Question

The internal energy of an ideal gas decreases by the same amount as the work done by the system.
(A) The process must be adiabatic
(B) The process must be isobaric.
(C) The temperature must decrease.
(D) The process must be isothermal.

Answer 1

Hint
The change in the internal energy of any system is given by the sum of the work done and the heat exchange occurring in the system. So when the work done is equal to change in internal energy then there is no heat exchange.
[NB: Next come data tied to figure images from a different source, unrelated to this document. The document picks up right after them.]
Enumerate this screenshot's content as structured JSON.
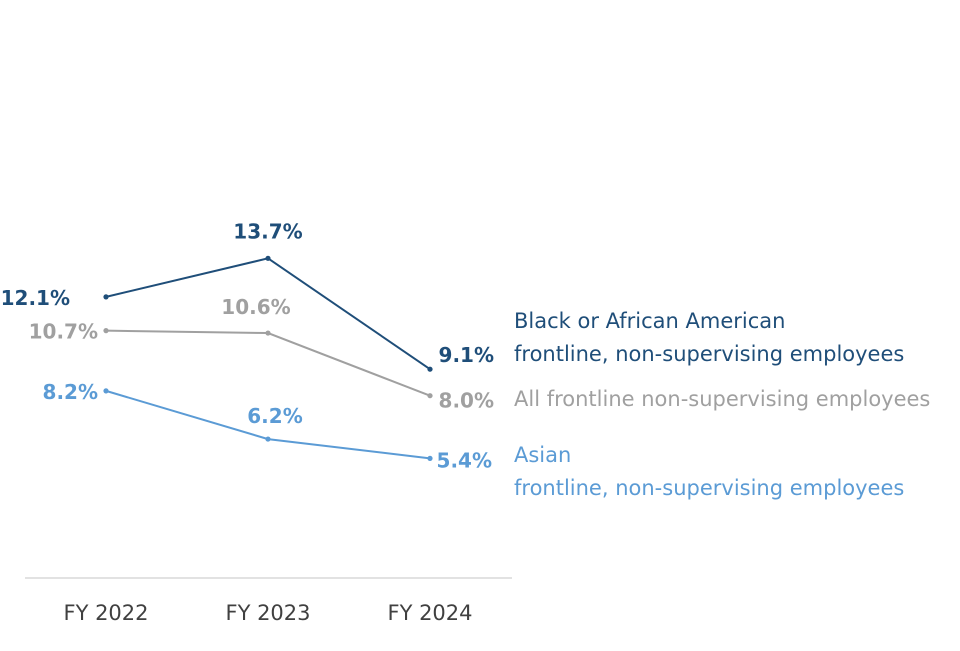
{
  "chart_data": {
    "type": "line",
    "title": "",
    "xlabel": "",
    "ylabel": "",
    "categories": [
      "FY 2022",
      "FY 2023",
      "FY 2024"
    ],
    "ylim": [
      0,
      20
    ],
    "grid": false,
    "series": [
      {
        "name": "Black or African American frontline, non-supervising employees",
        "legend_lines": [
          "Black or African American",
          "frontline, non-supervising employees"
        ],
        "values": [
          12.1,
          13.7,
          9.1
        ],
        "labels": [
          "12.1%",
          "13.7%",
          "9.1%"
        ],
        "color": "#1f4e79"
      },
      {
        "name": "All frontline non-supervising employees",
        "legend_lines": [
          "All frontline non-supervising employees"
        ],
        "values": [
          10.7,
          10.6,
          8.0
        ],
        "labels": [
          "10.7%",
          "10.6%",
          "8.0%"
        ],
        "color": "#a0a0a0"
      },
      {
        "name": "Asian frontline, non-supervising employees",
        "legend_lines": [
          "Asian",
          "frontline, non-supervising employees"
        ],
        "values": [
          8.2,
          6.2,
          5.4
        ],
        "labels": [
          "8.2%",
          "6.2%",
          "5.4%"
        ],
        "color": "#5b9bd5"
      }
    ]
  }
}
Complete step by step answer
We can find the solution to this problem from the first law of thermodynamics. The mathematical form of the first law is given by:
$\Delta U = Q + W$,
Where $\Delta U$ gives the change in the internal energy of the ideal gas $Q$ is used to denote the exchange of heat occurring in the system and $W$ gives the work done by the system.
This means that the change in internal energy and work done are related by the formula where the sum of the heat released or absorbed and the work done by the system gives the change in internal energy.
Now in this question, we are given that the amount by which the internal energy decreases is the same amount by which the work is done by the system.
Hence, there is no exchange of heat occurring in the process.
The process where no exchange of heat takes place is called adiabatic process. In this process since the internal energy of the system decreases and it is an ideal gas, so the process must be adiabatic.
Thus when the internal energy of an ideal gas decreases by the same amount as the work done by the system, then that process must be adiabatic and the temperature must decrease.
Therefore, the correct options will be both (A) and (C).

Note
From the question, we see that the work done by the system is positive. So the volume and the pressure of the system are varying. Therefore, this proves that the process cannot be isobaric. And since the temperature also decreases, the process isn’t isothermal.